Ingénieure au XXIe siècle, une réalité contrastée
La population masculine reste majoritaire dans les métiers d’ingénieurs, mais l’état d’esprit change. Les entreprises cherchent désormais à rendre leurs équipes mixtes, les études de performances s’accordent pour montrer que la diversité femme-homme est un facteur de performance et de rentabilité et qu’elle favorise l’innovation.
Face à des chiffres qui montrent que la population masculine reste majoritaire dans les métiers d’ingénieurs, il est important de rester mobilisés pour changer cette réalité.
REPÈRES
Il y a aujourd’hui plus d’un siècle que les écoles d’ingénieurs se sont ouvertes aux filles1, tandis que, depuis 1924, les programmes des études secondaires sont identiques pour les filles et les garçons.
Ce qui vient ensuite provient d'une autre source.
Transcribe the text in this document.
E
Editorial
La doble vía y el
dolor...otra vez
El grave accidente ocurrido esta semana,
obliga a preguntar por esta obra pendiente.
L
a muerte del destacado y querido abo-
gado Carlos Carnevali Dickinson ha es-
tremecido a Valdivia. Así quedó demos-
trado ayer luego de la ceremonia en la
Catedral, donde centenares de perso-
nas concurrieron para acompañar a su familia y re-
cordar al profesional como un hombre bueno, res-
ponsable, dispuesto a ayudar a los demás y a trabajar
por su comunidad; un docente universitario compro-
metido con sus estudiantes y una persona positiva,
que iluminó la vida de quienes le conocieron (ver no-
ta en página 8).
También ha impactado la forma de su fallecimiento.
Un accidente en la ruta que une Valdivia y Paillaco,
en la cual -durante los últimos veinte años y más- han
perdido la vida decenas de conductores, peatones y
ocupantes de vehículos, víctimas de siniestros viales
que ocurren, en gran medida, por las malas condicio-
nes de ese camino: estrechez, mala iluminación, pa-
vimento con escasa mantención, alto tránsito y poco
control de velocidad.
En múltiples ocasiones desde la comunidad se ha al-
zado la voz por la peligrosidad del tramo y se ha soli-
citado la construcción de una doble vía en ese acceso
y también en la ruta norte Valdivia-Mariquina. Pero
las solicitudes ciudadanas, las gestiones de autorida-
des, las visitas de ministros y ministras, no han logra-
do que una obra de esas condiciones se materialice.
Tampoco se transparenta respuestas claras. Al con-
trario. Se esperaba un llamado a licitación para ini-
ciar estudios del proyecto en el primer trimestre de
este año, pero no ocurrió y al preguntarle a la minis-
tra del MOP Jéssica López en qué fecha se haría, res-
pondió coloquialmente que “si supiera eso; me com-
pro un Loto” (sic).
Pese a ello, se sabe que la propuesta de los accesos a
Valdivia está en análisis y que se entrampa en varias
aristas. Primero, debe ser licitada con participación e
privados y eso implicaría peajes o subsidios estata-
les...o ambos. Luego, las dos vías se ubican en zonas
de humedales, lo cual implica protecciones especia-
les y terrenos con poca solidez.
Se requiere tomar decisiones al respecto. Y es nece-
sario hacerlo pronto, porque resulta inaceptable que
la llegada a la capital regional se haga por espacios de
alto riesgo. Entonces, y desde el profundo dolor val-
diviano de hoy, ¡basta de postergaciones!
Dès lors, on pourrait croire qu’il n’est plus utile de se mobiliser pour favoriser la parité parmi les ingénieurs.
Pourtant, les chiffres nous ramènent brutalement à la réalité : seuls 28 % des élèves ingénieurs sont des filles, ce qui ne représente que 3 points de plus qu’il y a 10 ans ; 22 % des ingénieurs sont des ingénieures2.
Ces chiffres cachent de grandes disparités : si les étudiantes sont à parité dans les spécialités de la biologie, de la chimie et de l’agronomie, les ingénieures sont moins de 15 % dans certains secteurs tels que l’informatique, l’électronique, la fabrication d’équipements et de matériel de transport.
Des métiers pour les filles
Le diplôme d’ingénieur permet d’accéder à des métiers variés, dans des secteurs d’activité eux-mêmes très divers, où les femmes réussissent. Les ingénieurs et ingénieures sont massivement satisfaits de leur travail, en particulier de son contenu, de l’autonomie dont ils et elles disposent, de la reconnaissance de leur travail par leurs pairs, des relations interpersonnelles au travail, et enfin de la sécurité de l’emploi.
Le taux de demandeuses d’emploi, hors recherche du premier emploi, n’est que de 3,5 %2, trois fois moins que le taux de chômage des femmes dans l’ensemble de la population3.
DÉPASSER LES STÉRÉOTYPES
Depuis une petite dizaine d’années, l’association Femmes Ingénieurs a pu mesurer la prise de conscience des entreprises, qui cherchent désormais très activement à rendre leurs équipes mixtes et à recruter des ingénieures. Cela contraste avec les stéréotypes qui perdurent chez les lycéennes.
Face à cette situation, la responsabilité de chacun et chacune est engagée. Femmes Ingénieurs, qui réalise déjà une intervention par jour dans les établissements scolaires, a besoin de toujours plus de relais pour qu’aucune jeune fille dans notre pays ne manque la chance de comprendre notre réalité d’ingénieure et de s’y projeter.
Performance et innovation
Toutes les études de performances économiques et financières s’accordent pour montrer que la diversité femme-homme à tous les niveaux de l’entreprise, et en particulier dans les instances dirigeantes, est un facteur de performance et de rentabilité4.
VALORISER LES INGÉNIEURES
Membre de la Fédération des Femmes Administrateurs, l’association Femmes Ingénieurs se mobilise pour valoriser les ingénieures auprès des entreprises, et les aider à mettre leur profil en valeur pour postuler.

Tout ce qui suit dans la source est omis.